Trip coordinator and chaperone Kit Beaudouin ’72 (Hiatt Center Director of Community Engagement) reports:

Upon our arrival on Friday (March 12), we prepared, served and ate a meal with local homeless clients. After an enjoyable time of socializing, we then had a speaker from homeless services in the city. She shared stories and statistics from her years of work. We spent Friday night in the church sanctuary of the Quaker meetinghouse in Union Square.

Saturday brought a rainstorm, but we were excited to go off in our small groups with our new friends from Al-Noor to volunteer all over the city with programs addressing food and housing issues. Groups worked preparing meals in large soup kitchens, serving as many as 400 people, and sorting and distributing food in food pantries. After a closing reflection, we headed to Brooklyn to the Al-Noor School, where we had a wonderful dinner, and an evening of singing, dancing and talking late into the night. (The trip was intentionally all-female out of respect for the gender separation at Al-Noor, where we spent Saturday night.)

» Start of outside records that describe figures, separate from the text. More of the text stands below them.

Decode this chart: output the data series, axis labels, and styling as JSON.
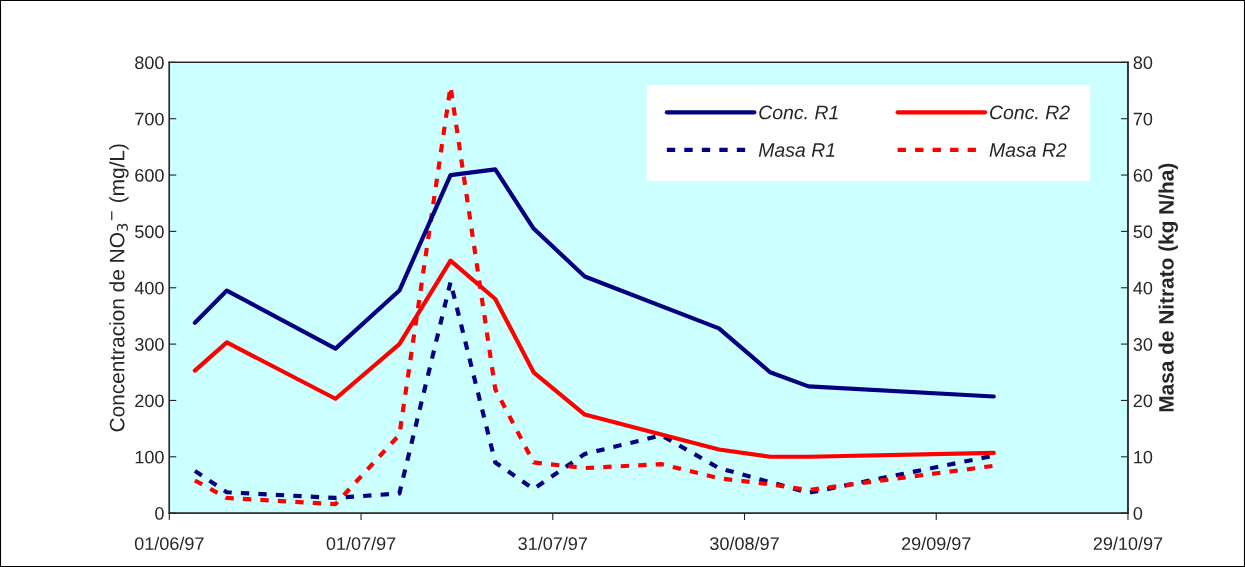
{
  "chart_data": {
    "type": "line",
    "xlabel": null,
    "ylabel": "Concentracion de NO$_{3}$$^{−}$ (mg/L)",
    "y2label": "Masa de Nitrato (kg N/ha)",
    "x": [
      "1997-06-05",
      "1997-06-10",
      "1997-06-27",
      "1997-07-07",
      "1997-07-15",
      "1997-07-22",
      "1997-07-28",
      "1997-08-05",
      "1997-08-17",
      "1997-08-26",
      "1997-09-03",
      "1997-09-09",
      "1997-10-08"
    ],
    "series": [
      {
        "name": "Conc. R1",
        "color": "#000080",
        "line_style": "solid",
        "values": [
          338,
          395,
          292,
          395,
          600,
          610,
          505,
          420,
          null,
          328,
          250,
          225,
          207
        ]
      },
      {
        "name": "Conc. R2",
        "color": "#ff0000",
        "line_style": "solid",
        "values": [
          253,
          303,
          203,
          300,
          448,
          380,
          250,
          175,
          null,
          113,
          100,
          100,
          107
        ]
      },
      {
        "name": "Masa R1",
        "color": "#000080",
        "line_style": "dashed",
        "axis": "y2",
        "values": [
          7.5,
          3.7,
          2.7,
          3.5,
          41,
          9,
          4.3,
          10.5,
          13.8,
          8,
          5.5,
          3.6,
          10.2
        ]
      },
      {
        "name": "Masa R2",
        "color": "#ff0000",
        "line_style": "dashed",
        "axis": "y2",
        "values": [
          5.8,
          2.7,
          1.6,
          13.9,
          75.7,
          22,
          9,
          8,
          8.7,
          6.2,
          5.1,
          4.1,
          8.4
        ]
      }
    ],
    "xlim": [
      "1997-06-01",
      "1997-10-29"
    ],
    "xticks": [
      {
        "value": "1997-06-01",
        "label": "01/06/97"
      },
      {
        "value": "1997-07-01",
        "label": "01/07/97"
      },
      {
        "value": "1997-07-31",
        "label": "31/07/97"
      },
      {
        "value": "1997-08-30",
        "label": "30/08/97"
      },
      {
        "value": "1997-09-29",
        "label": "29/09/97"
      },
      {
        "value": "1997-10-29",
        "label": "29/10/97"
      }
    ],
    "ylim": [
      0,
      800
    ],
    "yticks": [
      0,
      100,
      200,
      300,
      400,
      500,
      600,
      700,
      800
    ],
    "y2lim": [
      0,
      80
    ],
    "y2ticks": [
      0,
      10,
      20,
      30,
      40,
      50,
      60,
      70,
      80
    ],
    "legend": "top right",
    "grid": false,
    "marker": "none"
  }
}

Following are excerpts from student reflections:

I will continue to think about the differences between the Muslim girls we met and the way Muslim people are portrayed in the media.

The statistics of homelessness in NYC (40, 000) are shocking. This becomes real when you talk to homeless people like we did.

We helped over 900 people in our two days of service.

There was an intimacy in talking with people who are homeless. Boundaries were broken. They were intelligent, fun and it was just so human.

I was appalled to learn about government cuts to homeless services. As upsetting as it is, I am glad to be informed about the cuts.

Perfect combination of cultural, service and fun.

Was not sure if we would have anything in common with Muslim girls, but we totally did.

I have a different and more realistic perception of what it is like to be a Muslim in the United States.

I had a preconception that the Muslim girls would be reserved, but that was not true.

I loved the huge girly slumber party.

The sleepover at Al-Noor was the highlight for me. We were able to share our cultures and teach each other things that you don’t learn in school.

I learned so much; like how to belly dance, and about Muslim culture — the clothes, the food, and the girls’ viewpoint on conflicts occurring right now in the Middle East.

This trip allowed me to further my journey towards open-mindedness, and will impact my choices in terms of my preconceived perceptions of others.

I will think about the staggering number of homeless people on the street, and about how great it is that there are so many amazing programs and organizations helping out little by little. I also will think about how protective some of the parents of the Al-Noor girls are; many of the girls were not allowed to sleepover at the school, although it was only girls. It really surprised me. It truly shows the difference in culture and the way people are raised.

I will definitely not be one of those people who pass a homeless person on the street and “pretends” that they are not there or ignores them. In the future, when I run into a homeless person on the street I will smile, and if I have some spare change I will give it to them, but if not then I will at least say hi and that I am sorry but I have no spare change. The most important thing is to be friendly and acknowledge someone, and not make them feel like they are nothing. I never tried to ignore them but I never smiled either and in the future I would like to smile and be more kind to these people who are unfortunately living on the street.